The next time I spoke to Jude, the rays of a late Melbourne summer 2021 glimmered through my still-glued-shut window.

“Doc, I took your advice and got a dog! Her name is Jinny. She’s a cavoodle and I don’t have time now to think about anything else. I’m still training her and she pulls on the leash like your dogs. I don’t even care if I lose my job if they don’t think I’m working hard enough. Thank you so much for suggesting I get a dog. It took a while but it’s worth it. I even survived the last snap lockdown with no worries. Jinny just sat on my lap and we watched TV together.”

Sometimes the prescriptions we give patients are not of the medication kind. Through the long, grim months of lockdown in 2020, we GPs supported our patients. Not just through supplying scripts, but by being there.

The friendly reliable voice in their ear. The reassurance that there was still hope; that sometime in the future there would be life again. Our humanity and our humanness bound us.

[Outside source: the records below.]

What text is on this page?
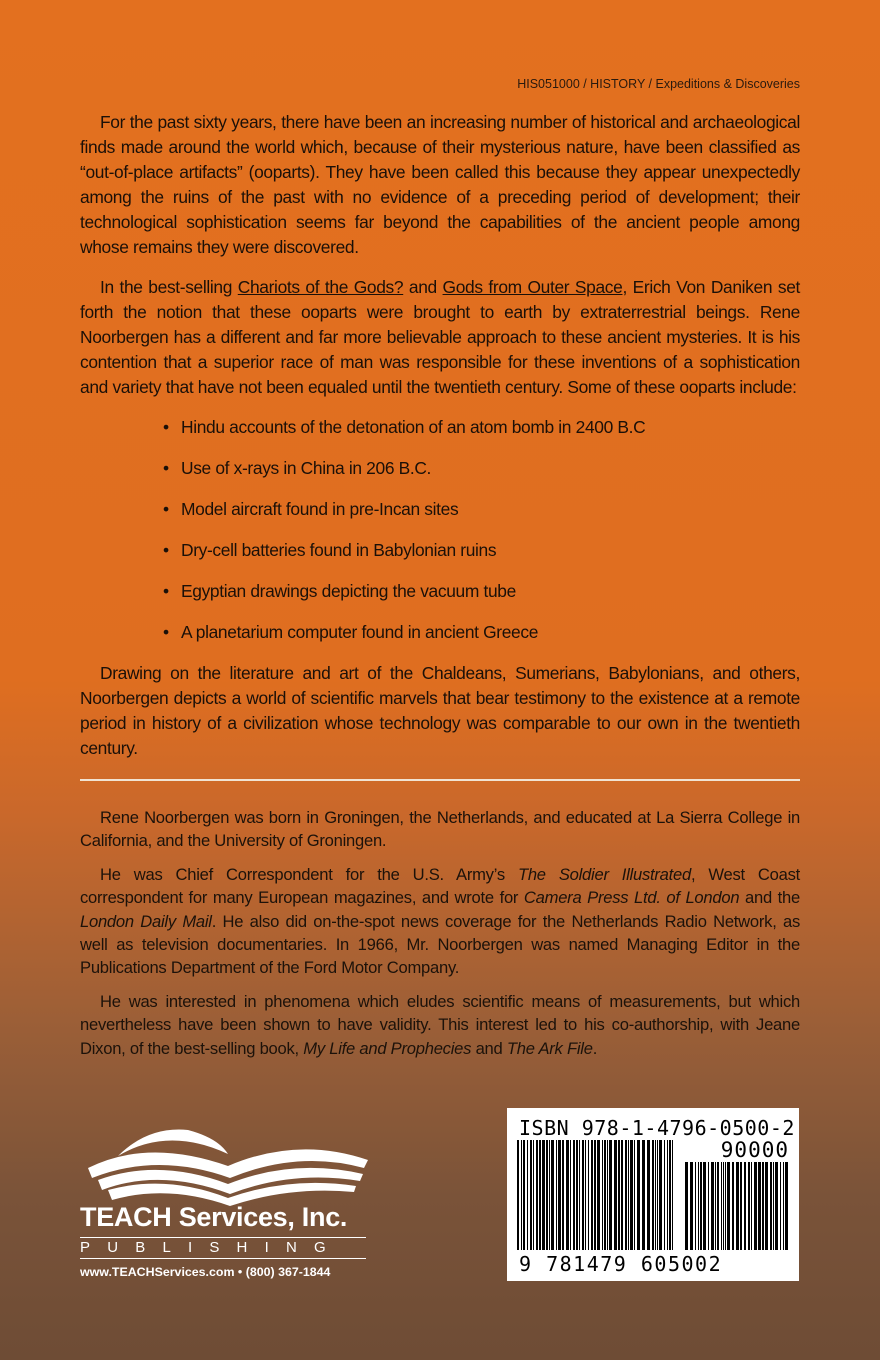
HIS051000 / HISTORY / Expeditions & Discoveries

For the past sixty years, there have been an increasing number of historical and archaeological finds made around the world which, because of their mysterious nature, have been classified as “out-of-place artifacts” (ooparts). They have been called this because they appear unexpectedly among the ruins of the past with no evidence of a preceding period of development; their technological sophistication seems far beyond the capabilities of the ancient people among whose remains they were discovered.

In the best-selling Chariots of the Gods? and Gods from Outer Space, Erich Von Daniken set forth the notion that these ooparts were brought to earth by extraterrestrial beings. Rene Noorbergen has a different and far more believable approach to these ancient mysteries. It is his contention that a superior race of man was responsible for these inventions of a sophistication and variety that have not been equaled until the twentieth century. Some of these ooparts include:

• Hindu accounts of the detonation of an atom bomb in 2400 B.C
• Use of x-rays in China in 206 B.C.
• Model aircraft found in pre-Incan sites
• Dry-cell batteries found in Babylonian ruins
• Egyptian drawings depicting the vacuum tube
• A planetarium computer found in ancient Greece

Drawing on the literature and art of the Chaldeans, Sumerians, Babylonians, and others, Noorbergen depicts a world of scientific marvels that bear testimony to the existence at a remote period in history of a civilization whose technology was comparable to our own in the twentieth century.

Rene Noorbergen was born in Groningen, the Netherlands, and educated at La Sierra College in California, and the University of Groningen.

He was Chief Correspondent for the U.S. Army’s The Soldier Illustrated, West Coast correspondent for many European magazines, and wrote for Camera Press Ltd. of London and the London Daily Mail. He also did on-the-spot news coverage for the Netherlands Radio Network, as well as television documentaries. In 1966, Mr. Noorbergen was named Managing Editor in the Publications Department of the Ford Motor Company.

He was interested in phenomena which eludes scientific means of measurements, but which nevertheless have been shown to have validity. This interest led to his co-authorship, with Jeane Dixon, of the best-selling book, My Life and Prophecies and The Ark File.

TEACH Services, Inc.
PUBLISHING
www.TEACHServices.com • (800) 367-1844
ISBN 978-1-4796-0500-2
90000
9 781479 605002
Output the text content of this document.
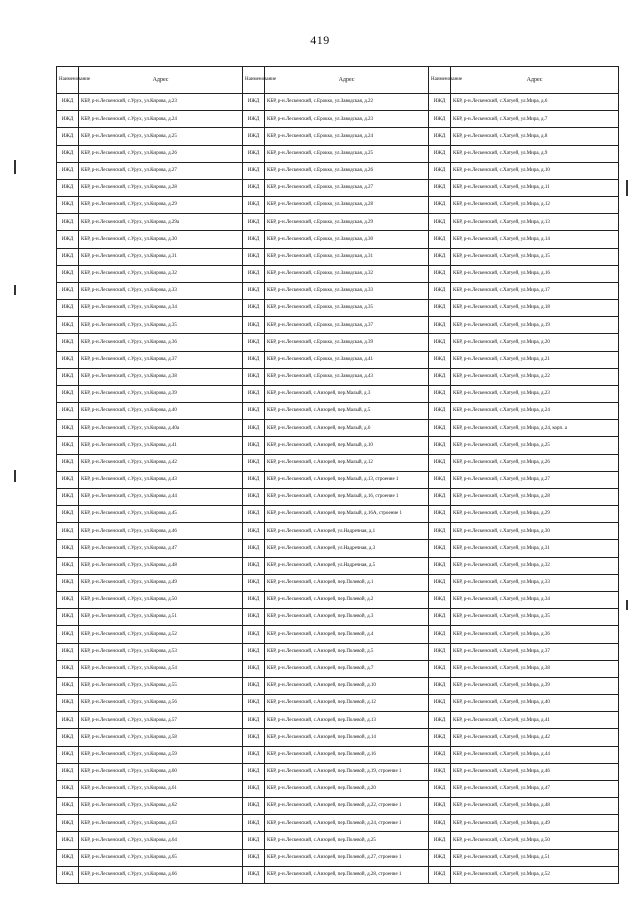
419
Наименование	Адрес	Наименование	Адрес	Наименование	Адрес
ИЖД	КБР, р-н.Лескенский, с.Урух, ул.Кирова, д.23	ИЖД	КБР, р-н.Лескенский, с.Ерокко, ул.Заводская, д.22	ИЖД	КБР, р-н.Лескенский, с.Хатуей, ул.Мира, д.6
ИЖД	КБР, р-н.Лескенский, с.Урух, ул.Кирова, д.24	ИЖД	КБР, р-н.Лескенский, с.Ерокко, ул.Заводская, д.23	ИЖД	КБР, р-н.Лескенский, с.Хатуей, ул.Мира, д.7
ИЖД	КБР, р-н.Лескенский, с.Урух, ул.Кирова, д.25	ИЖД	КБР, р-н.Лескенский, с.Ерокко, ул.Заводская, д.24	ИЖД	КБР, р-н.Лескенский, с.Хатуей, ул.Мира, д.8
ИЖД	КБР, р-н.Лескенский, с.Урух, ул.Кирова, д.26	ИЖД	КБР, р-н.Лескенский, с.Ерокко, ул.Заводская, д.25	ИЖД	КБР, р-н.Лескенский, с.Хатуей, ул.Мира, д.9
ИЖД	КБР, р-н.Лескенский, с.Урух, ул.Кирова, д.27	ИЖД	КБР, р-н.Лескенский, с.Ерокко, ул.Заводская, д.26	ИЖД	КБР, р-н.Лескенский, с.Хатуей, ул.Мира, д.10
ИЖД	КБР, р-н.Лескенский, с.Урух, ул.Кирова, д.28	ИЖД	КБР, р-н.Лескенский, с.Ерокко, ул.Заводская, д.27	ИЖД	КБР, р-н.Лескенский, с.Хатуей, ул.Мира, д.11
ИЖД	КБР, р-н.Лескенский, с.Урух, ул.Кирова, д.29	ИЖД	КБР, р-н.Лескенский, с.Ерокко, ул.Заводская, д.28	ИЖД	КБР, р-н.Лескенский, с.Хатуей, ул.Мира, д.12
ИЖД	КБР, р-н.Лескенский, с.Урух, ул.Кирова, д.29а	ИЖД	КБР, р-н.Лескенский, с.Ерокко, ул.Заводская, д.29	ИЖД	КБР, р-н.Лескенский, с.Хатуей, ул.Мира, д.13
ИЖД	КБР, р-н.Лескенский, с.Урух, ул.Кирова, д.30	ИЖД	КБР, р-н.Лескенский, с.Ерокко, ул.Заводская, д.30	ИЖД	КБР, р-н.Лескенский, с.Хатуей, ул.Мира, д.14
ИЖД	КБР, р-н.Лескенский, с.Урух, ул.Кирова, д.31	ИЖД	КБР, р-н.Лескенский, с.Ерокко, ул.Заводская, д.31	ИЖД	КБР, р-н.Лескенский, с.Хатуей, ул.Мира, д.15
ИЖД	КБР, р-н.Лескенский, с.Урух, ул.Кирова, д.32	ИЖД	КБР, р-н.Лескенский, с.Ерокко, ул.Заводская, д.32	ИЖД	КБР, р-н.Лескенский, с.Хатуей, ул.Мира, д.16
ИЖД	КБР, р-н.Лескенский, с.Урух, ул.Кирова, д.33	ИЖД	КБР, р-н.Лескенский, с.Ерокко, ул.Заводская, д.33	ИЖД	КБР, р-н.Лескенский, с.Хатуей, ул.Мира, д.17
ИЖД	КБР, р-н.Лескенский, с.Урух, ул.Кирова, д.34	ИЖД	КБР, р-н.Лескенский, с.Ерокко, ул.Заводская, д.35	ИЖД	КБР, р-н.Лескенский, с.Хатуей, ул.Мира, д.18
ИЖД	КБР, р-н.Лескенский, с.Урух, ул.Кирова, д.35	ИЖД	КБР, р-н.Лескенский, с.Ерокко, ул.Заводская, д.37	ИЖД	КБР, р-н.Лескенский, с.Хатуей, ул.Мира, д.19
ИЖД	КБР, р-н.Лескенский, с.Урух, ул.Кирова, д.36	ИЖД	КБР, р-н.Лескенский, с.Ерокко, ул.Заводская, д.39	ИЖД	КБР, р-н.Лескенский, с.Хатуей, ул.Мира, д.20
ИЖД	КБР, р-н.Лескенский, с.Урух, ул.Кирова, д.37	ИЖД	КБР, р-н.Лескенский, с.Ерокко, ул.Заводская, д.41	ИЖД	КБР, р-н.Лескенский, с.Хатуей, ул.Мира, д.21
ИЖД	КБР, р-н.Лескенский, с.Урух, ул.Кирова, д.38	ИЖД	КБР, р-н.Лескенский, с.Ерокко, ул.Заводская, д.43	ИЖД	КБР, р-н.Лескенский, с.Хатуей, ул.Мира, д.22
ИЖД	КБР, р-н.Лескенский, с.Урух, ул.Кирова, д.39	ИЖД	КБР, р-н.Лескенский, с.Аизорей, пер.Малый, д.3	ИЖД	КБР, р-н.Лескенский, с.Хатуей, ул.Мира, д.23
ИЖД	КБР, р-н.Лескенский, с.Урух, ул.Кирова, д.40	ИЖД	КБР, р-н.Лескенский, с.Аизорей, пер.Малый, д.5	ИЖД	КБР, р-н.Лескенский, с.Хатуей, ул.Мира, д.24
ИЖД	КБР, р-н.Лескенский, с.Урух, ул.Кирова, д.40а	ИЖД	КБР, р-н.Лескенский, с.Аизорей, пер.Малый, д.6	ИЖД	КБР, р-н.Лескенский, с.Хатуей, ул.Мира, д.24, корп. а
ИЖД	КБР, р-н.Лескенский, с.Урух, ул.Кирова, д.41	ИЖД	КБР, р-н.Лескенский, с.Аизорей, пер.Малый, д.10	ИЖД	КБР, р-н.Лескенский, с.Хатуей, ул.Мира, д.25
ИЖД	КБР, р-н.Лескенский, с.Урух, ул.Кирова, д.42	ИЖД	КБР, р-н.Лескенский, с.Аизорей, пер.Малый, д.12	ИЖД	КБР, р-н.Лескенский, с.Хатуей, ул.Мира, д.26
ИЖД	КБР, р-н.Лескенский, с.Урух, ул.Кирова, д.43	ИЖД	КБР, р-н.Лескенский, с.Аизорей, пер.Малый, д.13, строение 1	ИЖД	КБР, р-н.Лескенский, с.Хатуей, ул.Мира, д.27
ИЖД	КБР, р-н.Лескенский, с.Урух, ул.Кирова, д.44	ИЖД	КБР, р-н.Лескенский, с.Аизорей, пер.Малый, д.16, строение 1	ИЖД	КБР, р-н.Лескенский, с.Хатуей, ул.Мира, д.28
ИЖД	КБР, р-н.Лескенский, с.Урух, ул.Кирова, д.45	ИЖД	КБР, р-н.Лескенский, с.Аизорей, пер.Малый, д.16А, строение 1	ИЖД	КБР, р-н.Лескенский, с.Хатуей, ул.Мира, д.29
ИЖД	КБР, р-н.Лескенский, с.Урух, ул.Кирова, д.46	ИЖД	КБР, р-н.Лескенский, с.Аизорей, ул.Надречная, д.1	ИЖД	КБР, р-н.Лескенский, с.Хатуей, ул.Мира, д.30
ИЖД	КБР, р-н.Лескенский, с.Урух, ул.Кирова, д.47	ИЖД	КБР, р-н.Лескенский, с.Аизорей, ул.Надречная, д.3	ИЖД	КБР, р-н.Лескенский, с.Хатуей, ул.Мира, д.31
ИЖД	КБР, р-н.Лескенский, с.Урух, ул.Кирова, д.48	ИЖД	КБР, р-н.Лескенский, с.Аизорей, ул.Надречная, д.5	ИЖД	КБР, р-н.Лескенский, с.Хатуей, ул.Мира, д.32
ИЖД	КБР, р-н.Лескенский, с.Урух, ул.Кирова, д.49	ИЖД	КБР, р-н.Лескенский, с.Аизорей, пер.Полевой, д.1	ИЖД	КБР, р-н.Лескенский, с.Хатуей, ул.Мира, д.33
ИЖД	КБР, р-н.Лескенский, с.Урух, ул.Кирова, д.50	ИЖД	КБР, р-н.Лескенский, с.Аизорей, пер.Полевой, д.2	ИЖД	КБР, р-н.Лескенский, с.Хатуей, ул.Мира, д.34
ИЖД	КБР, р-н.Лескенский, с.Урух, ул.Кирова, д.51	ИЖД	КБР, р-н.Лескенский, с.Аизорей, пер.Полевой, д.3	ИЖД	КБР, р-н.Лескенский, с.Хатуей, ул.Мира, д.35
ИЖД	КБР, р-н.Лескенский, с.Урух, ул.Кирова, д.52	ИЖД	КБР, р-н.Лескенский, с.Аизорей, пер.Полевой, д.4	ИЖД	КБР, р-н.Лескенский, с.Хатуей, ул.Мира, д.36
ИЖД	КБР, р-н.Лескенский, с.Урух, ул.Кирова, д.53	ИЖД	КБР, р-н.Лескенский, с.Аизорей, пер.Полевой, д.5	ИЖД	КБР, р-н.Лескенский, с.Хатуей, ул.Мира, д.37
ИЖД	КБР, р-н.Лескенский, с.Урух, ул.Кирова, д.54	ИЖД	КБР, р-н.Лескенский, с.Аизорей, пер.Полевой, д.7	ИЖД	КБР, р-н.Лескенский, с.Хатуей, ул.Мира, д.38
ИЖД	КБР, р-н.Лескенский, с.Урух, ул.Кирова, д.55	ИЖД	КБР, р-н.Лескенский, с.Аизорей, пер.Полевой, д.10	ИЖД	КБР, р-н.Лескенский, с.Хатуей, ул.Мира, д.39
ИЖД	КБР, р-н.Лескенский, с.Урух, ул.Кирова, д.56	ИЖД	КБР, р-н.Лескенский, с.Аизорей, пер.Полевой, д.12	ИЖД	КБР, р-н.Лескенский, с.Хатуей, ул.Мира, д.40
ИЖД	КБР, р-н.Лескенский, с.Урух, ул.Кирова, д.57	ИЖД	КБР, р-н.Лескенский, с.Аизорей, пер.Полевой, д.13	ИЖД	КБР, р-н.Лескенский, с.Хатуей, ул.Мира, д.41
ИЖД	КБР, р-н.Лескенский, с.Урух, ул.Кирова, д.58	ИЖД	КБР, р-н.Лескенский, с.Аизорей, пер.Полевой, д.14	ИЖД	КБР, р-н.Лескенский, с.Хатуей, ул.Мира, д.42
ИЖД	КБР, р-н.Лескенский, с.Урух, ул.Кирова, д.59	ИЖД	КБР, р-н.Лескенский, с.Аизорей, пер.Полевой, д.16	ИЖД	КБР, р-н.Лескенский, с.Хатуей, ул.Мира, д.44
ИЖД	КБР, р-н.Лескенский, с.Урух, ул.Кирова, д.60	ИЖД	КБР, р-н.Лескенский, с.Аизорей, пер.Полевой, д.19, строение 1	ИЖД	КБР, р-н.Лескенский, с.Хатуей, ул.Мира, д.46
ИЖД	КБР, р-н.Лескенский, с.Урух, ул.Кирова, д.61	ИЖД	КБР, р-н.Лескенский, с.Аизорей, пер.Полевой, д.20	ИЖД	КБР, р-н.Лескенский, с.Хатуей, ул.Мира, д.47
ИЖД	КБР, р-н.Лескенский, с.Урух, ул.Кирова, д.62	ИЖД	КБР, р-н.Лескенский, с.Аизорей, пер.Полевой, д.22, строение 1	ИЖД	КБР, р-н.Лескенский, с.Хатуей, ул.Мира, д.48
ИЖД	КБР, р-н.Лескенский, с.Урух, ул.Кирова, д.63	ИЖД	КБР, р-н.Лескенский, с.Аизорей, пер.Полевой, д.24, строение 1	ИЖД	КБР, р-н.Лескенский, с.Хатуей, ул.Мира, д.49
ИЖД	КБР, р-н.Лескенский, с.Урух, ул.Кирова, д.64	ИЖД	КБР, р-н.Лескенский, с.Аизорей, пер.Полевой, д.25	ИЖД	КБР, р-н.Лескенский, с.Хатуей, ул.Мира, д.50
ИЖД	КБР, р-н.Лескенский, с.Урух, ул.Кирова, д.65	ИЖД	КБР, р-н.Лескенский, с.Аизорей, пер.Полевой, д.27, строение 1	ИЖД	КБР, р-н.Лескенский, с.Хатуей, ул.Мира, д.51
ИЖД	КБР, р-н.Лескенский, с.Урух, ул.Кирова, д.66	ИЖД	КБР, р-н.Лескенский, с.Аизорей, пер.Полевой, д.28, строение 1	ИЖД	КБР, р-н.Лескенский, с.Хатуей, ул.Мира, д.52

My patients have become my friends through shared difficult experience.

Now, in the winter of 2021, we are all travelling again together, even though the current round of lockdowns has as a backdrop the minefield of the covid vaccination rollout. Again, the goalposts change. Confusion reigns. Now, as ever, the importance of communication with our practice staff, our patients, our peers and also our commanders is paramount. We face a new challenge but we know we can do it.

As I write these words, I feel limpid eyes on my back. I turn and pat my dog.

For all the social distancing, hand sanitising, zoom conferencing and government support payments, it has been our emotional connections that have sustained us during the hardest trials of this pandemic, especially here in Melbourne. Covid, for all its many negatives, has certainly helped us value what is truly important … and to be grateful.